When I was a child, I spoke like a child, I thought like a child, I reasoned like a child; when I became a man, I gave up childish ways. For now we see in a mirror dimly, but then face to face. Now I know in part; then I shall understand fully, even as I have been fully understood. So faith, hope, love abide, these three; but the greatest of these is love.
- I Corinthians, Chapter 13
Both believed passionately in protecting minorities, particularly Arfican Americans, as well as Jews. Both regarded Israel as the most important nation on earth, although neither was tempted to live there. Both instinctively sided with the underdog; police violence really got them steamed. Both were firm believers in diversity and multiculturalism in colleges. Both believed in abortion, not so much because they thought anyone they knew might want an abortion as because legalizing it helped put an exhausted and dysfunctional Christendom and its weird, hidebound religious restraints in their place. For the same reason, both believed in gay rights, women's rights, transgender rights, fox, bear, wolf, swordfish, halibut, ozone, wetland, and hardwood rights, gun control, contemporary art, and the Democratic Party.

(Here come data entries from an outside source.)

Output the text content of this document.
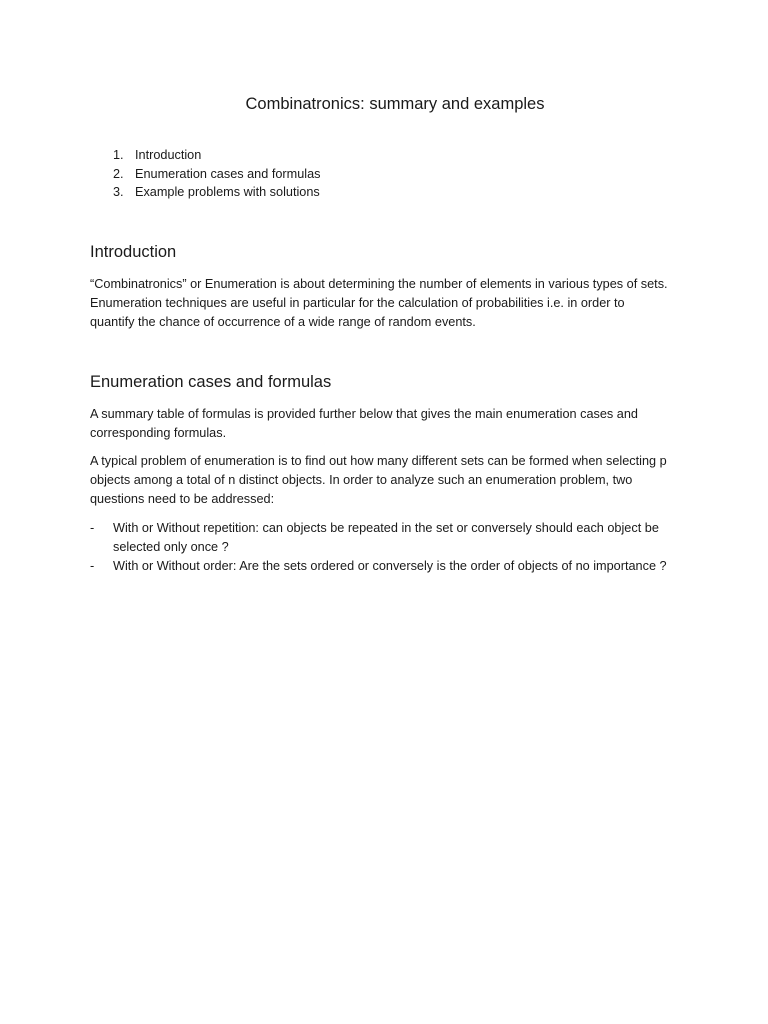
Combinatronics: summary and examples
1. Introduction
2. Enumeration cases and formulas
3. Example problems with solutions
Introduction

“Combinatronics” or Enumeration is about determining the number of elements in various types of sets.
Enumeration techniques are useful in particular for the calculation of probabilities i.e. in order to
quantify the chance of occurrence of a wide range of random events.

Enumeration cases and formulas

A summary table of formulas is provided further below that gives the main enumeration cases and
corresponding formulas.

A typical problem of enumeration is to find out how many different sets can be formed when selecting p
objects among a total of n distinct objects. In order to analyze such an enumeration problem, two
questions need to be addressed:

- With or Without repetition: can objects be repeated in the set or conversely should each object be
selected only once ?
- With or Without order: Are the sets ordered or conversely is the order of objects of no importance ?
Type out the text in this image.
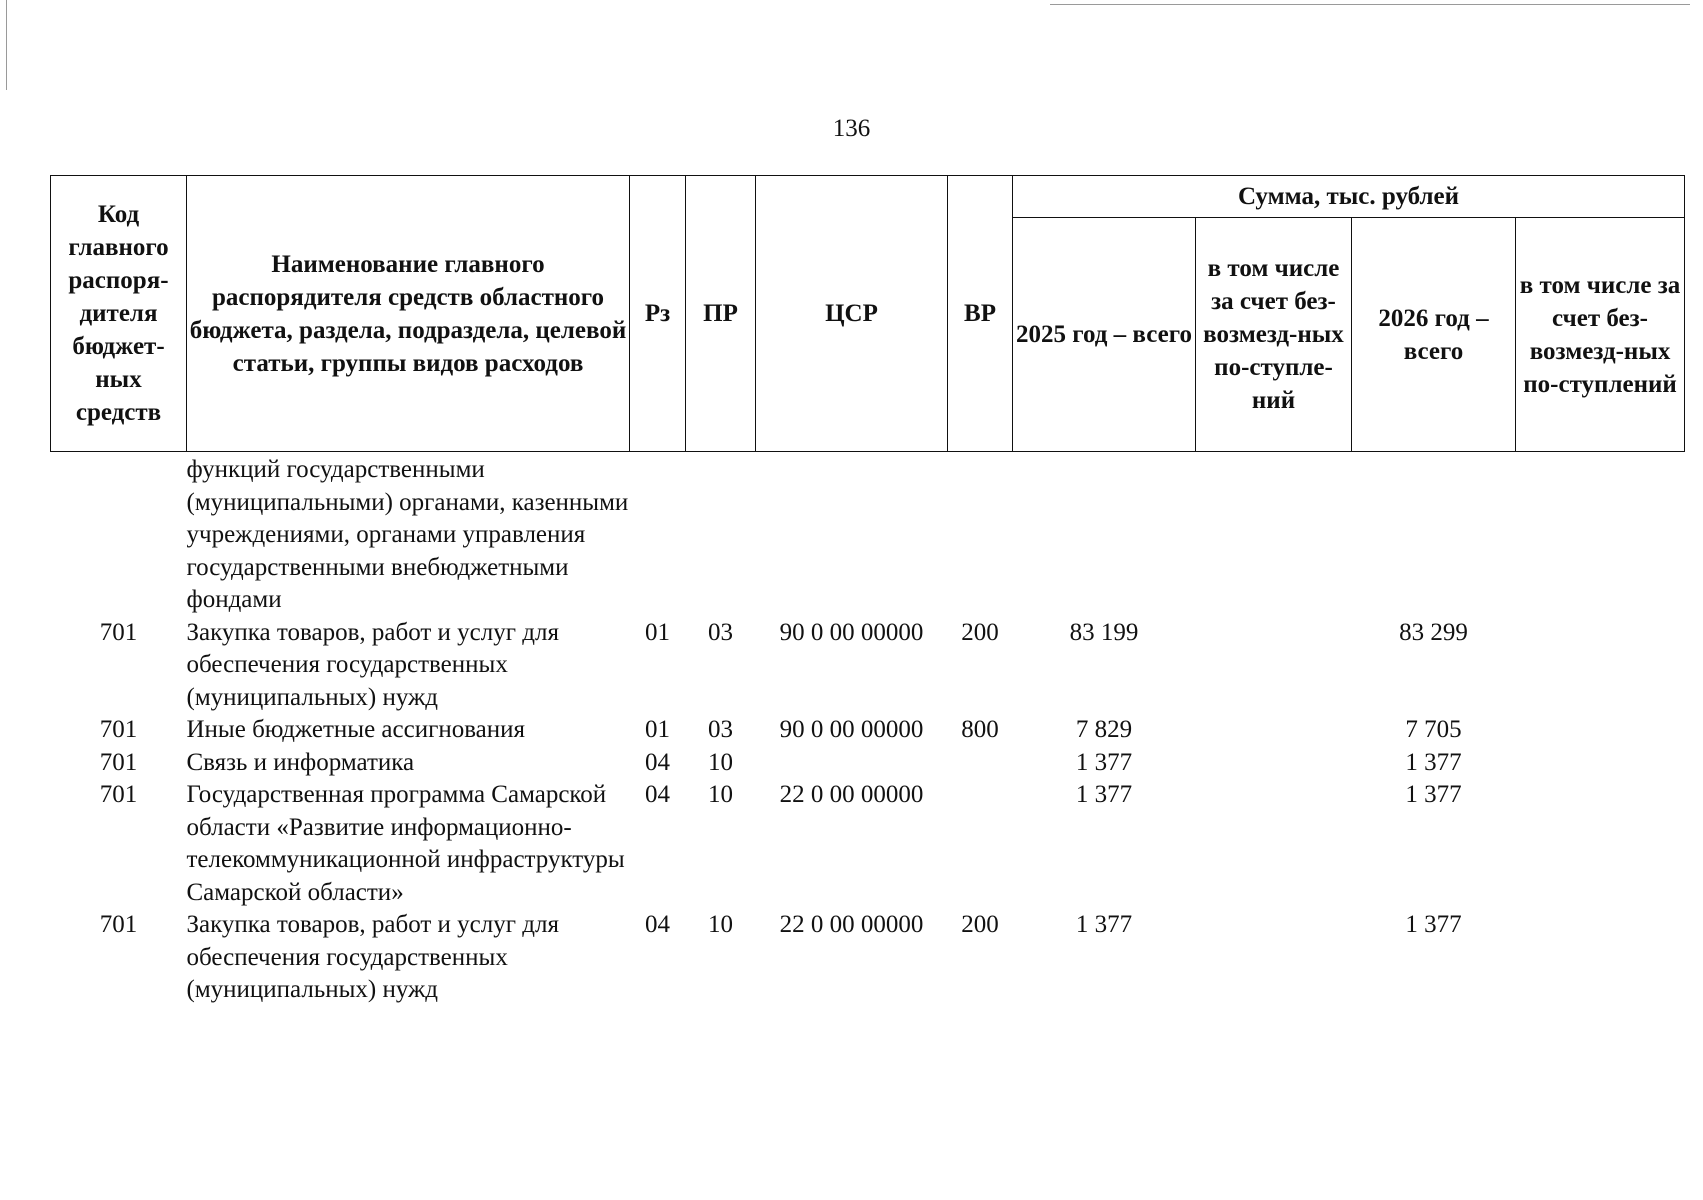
136
Код главного распоря-дителя бюджет-ных средств	Наименование главного распорядителя средств областного бюджета, раздела, подраздела, целевой статьи, группы видов расходов	Рз	ПР	ЦСР	ВР	Сумма, тыс. рублей			
						2025 год – всего	в том числе за счет без-возмезд-ных по-ступле-ний	2026 год – всего	в том числе за счет без-возмезд-ных по-ступлений
	функций государственными (муниципальными) органами, казенными учреждениями, органами управления государственными внебюджетными фондами								
701	Закупка товаров, работ и услуг для обеспечения государственных (муниципальных) нужд	01	03	90 0 00 00000	200	83 199		83 299	
701	Иные бюджетные ассигнования	01	03	90 0 00 00000	800	7 829		7 705	
701	Связь и информатика	04	10			1 377		1 377	
701	Государственная программа Самарской области «Развитие информационно-телекоммуникационной инфраструктуры Самарской области»	04	10	22 0 00 00000		1 377		1 377	
701	Закупка товаров, работ и услуг для обеспечения государственных (муниципальных) нужд	04	10	22 0 00 00000	200	1 377		1 377	
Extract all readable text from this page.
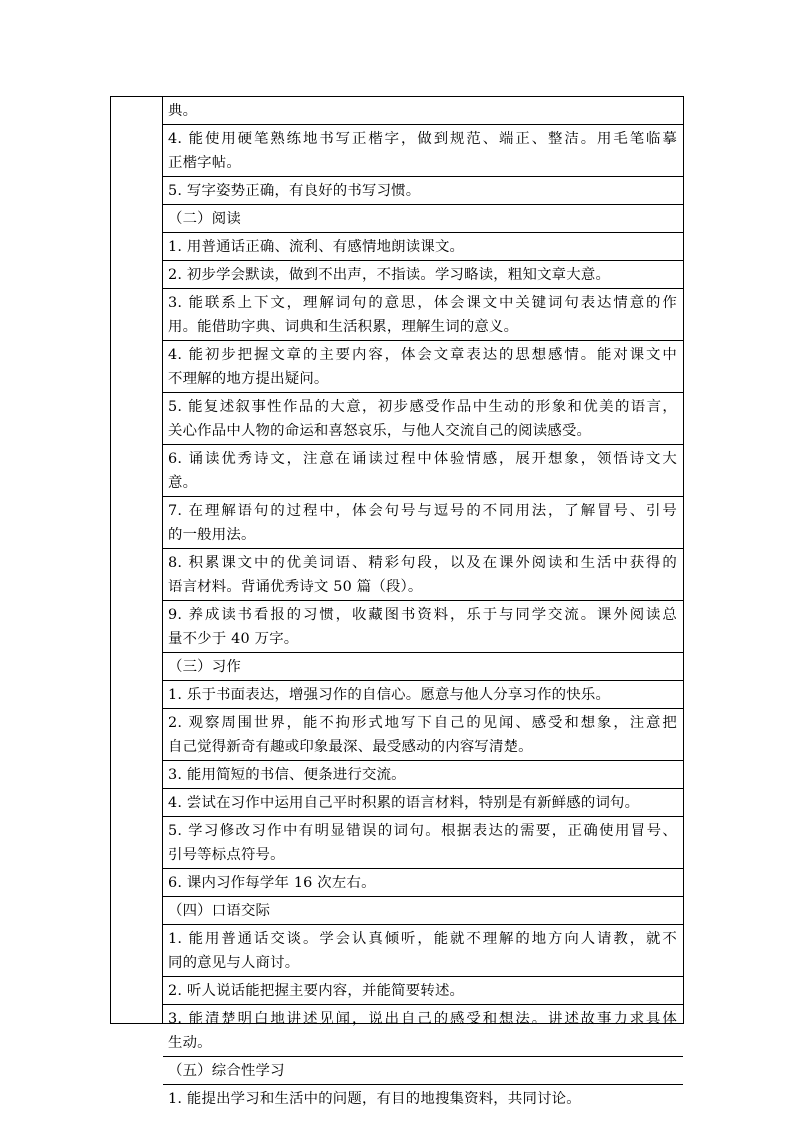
典。
4. 能使用硬笔熟练地书写正楷字，做到规范、端正、整洁。用毛笔临摹
正楷字帖。
5. 写字姿势正确，有良好的书写习惯。
（二）阅读
1. 用普通话正确、流利、有感情地朗读课文。
2. 初步学会默读，做到不出声，不指读。学习略读，粗知文章大意。
3. 能联系上下文，理解词句的意思，体会课文中关键词句表达情意的作
用。能借助字典、词典和生活积累，理解生词的意义。
4. 能初步把握文章的主要内容，体会文章表达的思想感情。能对课文中
不理解的地方提出疑问。
5. 能复述叙事性作品的大意，初步感受作品中生动的形象和优美的语言，
关心作品中人物的命运和喜怒哀乐，与他人交流自己的阅读感受。
6. 诵读优秀诗文，注意在诵读过程中体验情感，展开想象，领悟诗文大
意。
7. 在理解语句的过程中，体会句号与逗号的不同用法，了解冒号、引号
的一般用法。
8. 积累课文中的优美词语、精彩句段，以及在课外阅读和生活中获得的
语言材料。背诵优秀诗文 50 篇（段）。
9. 养成读书看报的习惯，收藏图书资料，乐于与同学交流。课外阅读总
量不少于 40 万字。
（三）习作
1. 乐于书面表达，增强习作的自信心。愿意与他人分享习作的快乐。
2. 观察周围世界，能不拘形式地写下自己的见闻、感受和想象，注意把
自己觉得新奇有趣或印象最深、最受感动的内容写清楚。
3. 能用简短的书信、便条进行交流。
4. 尝试在习作中运用自己平时积累的语言材料，特别是有新鲜感的词句。
5. 学习修改习作中有明显错误的词句。根据表达的需要，正确使用冒号、
引号等标点符号。
6. 课内习作每学年 16 次左右。
（四）口语交际
1. 能用普通话交谈。学会认真倾听，能就不理解的地方向人请教，就不
同的意见与人商讨。
2. 听人说话能把握主要内容，并能简要转述。
3. 能清楚明白地讲述见闻，说出自己的感受和想法。讲述故事力求具体
生动。
（五）综合性学习
1. 能提出学习和生活中的问题，有目的地搜集资料，共同讨论。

Both were against hunting and, for that matter, woods, fields, mountain trails, rock climbing, sailing, fishing, and the outdoors in general, except for golf courses and the beach.As usual, nobody (or very, very few) say it as well as Tom Wolfe, who knows how to stick in the sword a little more and give it a twist. Like more? Try Radical Chic for starters.
Today of course the victory of Enlightenment philosophy is effectively official in the West, and tolerance and compassion are the supreme virtues; indeed, they are fast becoming the only approved virtues, and the remaining adherents of the other virtues now eroded are finding their own tolerance stretched to breaking. So the touted benefits of the Voltairean project are increasingly dubious, as multitudes liberated from superstition worship not the one true god of luminous philosophy but rather themselves or nothing at all; in the name of tolerance, reason itself totters, and as a result the very idea of rational morality is riven from top to bottom.I like that phrase, "the one true god." It reminds me of the scene in Ben-Hur when Pilate, congratulating Judah on his victory in the chariot race, says to him, "Today, you were the people's one true god." The truly tragic thing about people like Voltaire, and those who have (directly or indirectly) been so influenced by him, is that they point out the truth of Bishop Sheen's statement that man is born with the truth inside him, and spends his life searching for that truth. For Bishop Sheen, the truth was to be found in the love of Christ and His Mother. For these people, so hungry to believe in something but unable to bring themselves to Christ, they latch on to any Enlightenment or New Age idea and worship it, their "one true god."
Santa Claus is another matter. He's cute. He's nonthreatening. He's always cheerful. And he loves animals. He may know who's been naughty and who's been nice, but he never does anything about it. He gives everyone everything they want without thought of a quid pro quo. He works hard for charities, and he's famously generous to the poor. Santa Claus is preferable to God in every way but one: There is no such thing as Santa Claus.
Guard your family, we beseech you, O Lord, with continual religious dutifulness, so that that (family) which is propping itself up upon the sole hope of heavenly grace may always be defended by your protection.The translation (which is a facinating read in and of itself) is provided by the redoubtable Fr. John Zuhlsdorf, occasional visiting priest at St. Agnes, moderator at the Catholic Online Forum, and author of a weekly column called "What Does the Prayer Really Say?" (WDTPRS for us fans.) Fr. Zuhlsdorf is a delight - a magnificent speaker, a strongly orthodox Catholic, a scholar of the language, and a man who knows what the prayer really says. His column, which can be found in The Wanderer as well as online, cuts through all the nonsense that came out of the ICEL translations of the 70s. I commend him to you all.